Four laboratories linked to the international chemical weapons watchdog have confirmed Britain's findings that a nerve agent was used last month to poison a former Russian spy and his daughter.
The confirmations were in an Organization for the Prohibition of Chemical Weapons (OPCW) report released Thursday.
British Ambassador to the U.N. Karen Pierce said OPCW's conclusions "agree explicitly with the U.K.'s analysis" and added the chemical used in the attack was a "military-grade nerve agent of high purity."
British Prime Minister Theresa May said former Russian spy Sergei Skripal and his daughter, Yulia, were poisoned last month in Salisbury, England with a military-grade nerve agent developed by the Soviet Union in the 1970s and '80s.
The watchdog did not blame Russia for the attack nor did it name the specific chemical agent used. But British Foreign Minister Boris Johnson said only Russia had the "means, motive, and record" to carry out such an attack.
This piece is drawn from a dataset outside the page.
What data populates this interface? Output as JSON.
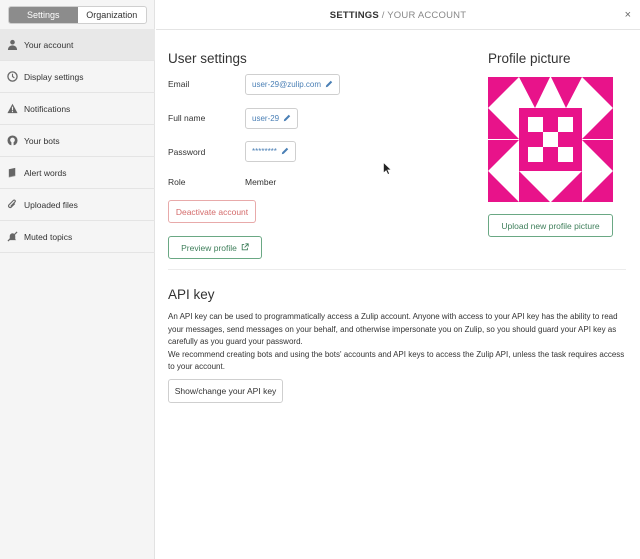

Russia has denied involvement in the attack and contends Britain has not provided evidence to support its allegation.
Russian Foreign Ministry spokeswoman Maria Zakharova said Thursday Russia would not accept any of the report's conclusions unless Russian officials were provided access to the ongoing investigation. Zakharova also accused Britain of waging a campaign to discredit Russia.
"We are all simply drowning in a torrent of misinformation that is in one way or another supported by official London," she told reporters. "There are no grounds to believe that all of this is not the continuation of a crude provocation against the Russian Federation on the part of the British special services."
Britain, meanwhile, has called on the U.N. Security Council to convene a meeting to discuss the report, according to a tweet from Britain's mission to the United Nations.
Ambassador Pierce said it would probably be held next Wednesday.
Yulia Skripal was discharged Monday from a British hospital. She said she was still suffering from the effects of the poisoning and her father remains seriously ill.
She lives in Russia but was visiting her father in Britain when they were poisoned. In a statement issued Wednesday night by Britain's Metropolitan Police Service that was attributed to her, she rejected an offer of assistance from the Russian Embassy. Zakharova reiterated that British officials were keeping Yulia Skripal in isolation and said Moscow would continue to demand access to her.